O sonho rendeu nas redes sociais. Na vida real, porém, dependerá de muita peleja daqui para frente. O Brasil segue com o maior paraíso para os ricaços do mundo. Somente aqui, milionário paga zero real de tributo nos dividendos da firma. Desculpa, na Estônia e na Letônia também rola o “liberou geral”, não estamos totalmente isolados como ilha de privilégio.

Será que um dia teremos algum regulamento que enquadre super-rico neste país? Tomara, meu Deus, tomara.

Por enquanto, pasme, a única regra que a turma bilionária faz questão de obedecer é a Lei de Gérson. E haja vantagem, desde sempre.

À beira de completar 50 anos de idade, a legislação informal merece uma crônica e a nossa viagem no tempo. Vamos nessa.

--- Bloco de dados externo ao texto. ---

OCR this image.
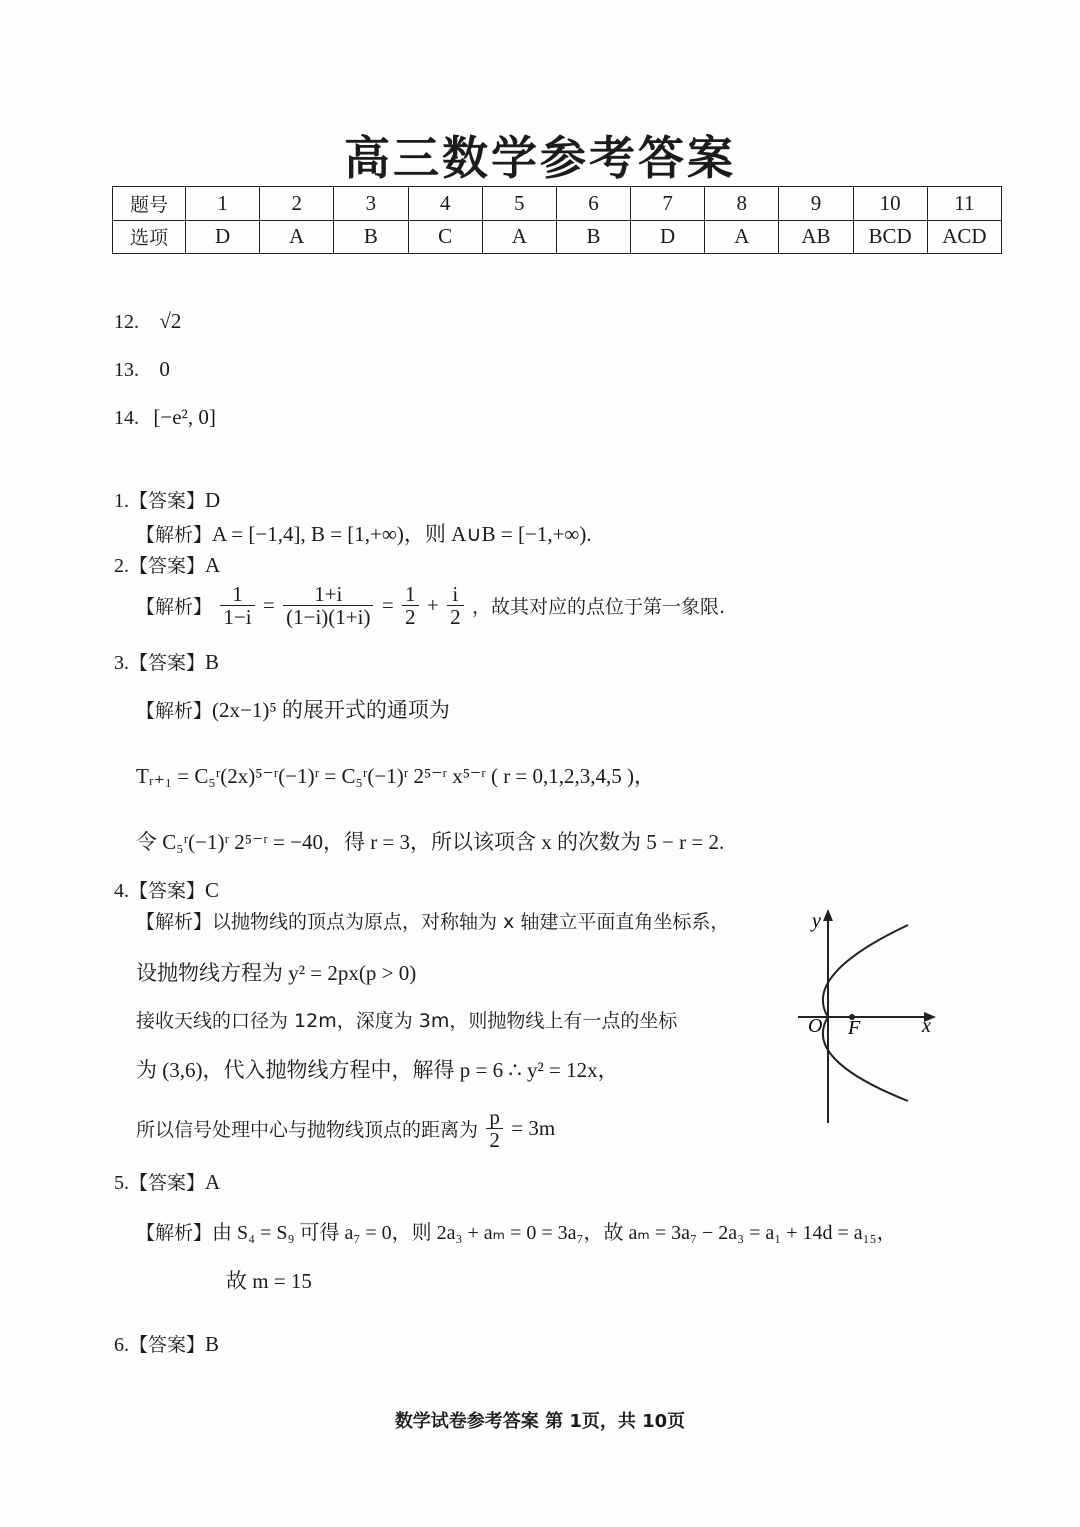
高三数学参考答案
题号	1	2	3	4	5	6	7	8	9	10	11
选项	D	A	B	C	A	B	D	A	AB	BCD	ACD
12. √2
13. 0
14. [−e², 0]
1.【答案】D
【解析】A = [−1,4], B = [1,+∞)，则 A∪B = [−1,+∞).
2.【答案】A
【解析】 $\frac{1}{1-i} = \frac{1+i}{(1-i)(1+i)} = \frac{1}{2} + \frac{i}{2}$ ，故其对应的点位于第一象限.
3.【答案】B
【解析】(2x−1)⁵ 的展开式的通项为
Tᵣ₊₁ = C₅ʳ(2x)⁵⁻ʳ(−1)ʳ = C₅ʳ(−1)ʳ 2⁵⁻ʳ x⁵⁻ʳ ( r = 0,1,2,3,4,5 )，
令 C₅ʳ(−1)ʳ 2⁵⁻ʳ = −40，得 r = 3，所以该项含 x 的次数为 5 − r = 2.
4.【答案】C
【解析】以抛物线的顶点为原点，对称轴为 x 轴建立平面直角坐标系，
设抛物线方程为 y² = 2px(p > 0)
接收天线的口径为 12m，深度为 3m，则抛物线上有一点的坐标
为 (3,6)，代入抛物线方程中，解得 p = 6 ∴ y² = 12x，
所以信号处理中心与抛物线顶点的距离为 $\frac{p}{2} = 3m$
y
x
O F
5.【答案】A
【解析】由 S₄ = S₉ 可得 a₇ = 0，则 2a₃ + aₘ = 0 = 3a₇，故 aₘ = 3a₇ − 2a₃ = a₁ + 14d = a₁₅，
故 m = 15
6.【答案】B
数学试卷参考答案 第 1页，共 10页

Em campo, o jogador de futebol Gérson foi considerado o cérebro da Seleção Brasileira tricampeã do mundo de 1970. Combativo, leal e capaz de dribles e lançamentos espetaculares, o meio-campista nunca usou de artimanhas ou malandragens para passar a perna nos adversários ou ludibriar os colegas de equipe. Sempre foi um exemplo de ética no meio esportivo. Por causa de um anúncio publicitário, porém, seu nome virou batismo de uma lei que nem está no papel, mas representa tudo que nós entendemos como “jeitinho brasileiro”.

A “Lei de Gérson” surgiu em 1976, depois da campanha da agência Caio Domingues & Associados para a marca Vila Rica. No comercial de televisão, o craque exaltava as qualidades do produto: “É gostoso, suave e não irrita a garganta. Por que pagar mais caro se o Vila me dá tudo aquilo que eu quero de um bom cigarro?” Até aí, tudo bem. O que pegou mesmo foi a mensagem final, quando ele, com um sorriso maroto, olha para a câmera e diz: “Gosto de levar vantagem em tudo, certo? Leve vantagem você também, leve Vila Rica!”

Em poucos dias de exibição, os brasileiros repetiam aquele slogan em várias situações do cotidiano, sempre no sentido de tirar proveito — assim a lei informal é mantida até agora. O atleta já havia se aposentado quando gravou a propaganda. Foi escolhido por ser realmente um fumante de prestígio. O torcedor estava habituado a vê-lo com cigarro em fotos antes das partidas e até em intervalos de jogos.

A frase interpretada pelo jogador era repetida nos botecos pés-sujos e nos restaurantes de luxo, mas o uso da expressão “Lei de Gerson” só pegou nos anos 1980, quando o repórter Maurício Dias, da revista semanal Isto É a utilizou em uma entrevista com o psicanalista pernambucano Jurandir Freire Costa. Para o publicitário Eduardo Domingues, diretor da agência responsável pelo anúncio, o sentido antiético só ganhou força mesmo em 1981, quando a revista Exame deu o título “Lei de Gérson” a uma reportagem sobre a quebradeira do banco BrasilInvest, do empresário Mario Garnero.

A mesma agência ainda tentou reduzir o efeito negativo com um novo comercial. “Levar vantagem não é passar ninguém para trás, é chegar na frente”, explicava o reclame. Tarde demais. A lei que não saiu das nossas casas legislativas — e sequer foi escrita em algum lugar — já estava consolidada na sociedade brasileira.

O “Canhotinha de Ouro” jamais pensou que a sua atuação fora de campo pudesse render tanta polêmica. “Eu fiz uma propaganda, fui um artista ali, como tantos outros. A ideia foi essa, a de levar vantagem em tudo porque esse cigarro era mais barato que os outros. Todo cigarro é igual, não é? Mas esse aqui é melhor porque é mais barato”, disse ao site do Globo Esporte, em 2016. “Aí eles pegaram essa vantagem como se fosse pernada nos outros, passar os outros para trás. É a lei do Gérson. Lei do cacete, porra. Não tenho nada com isso aí.”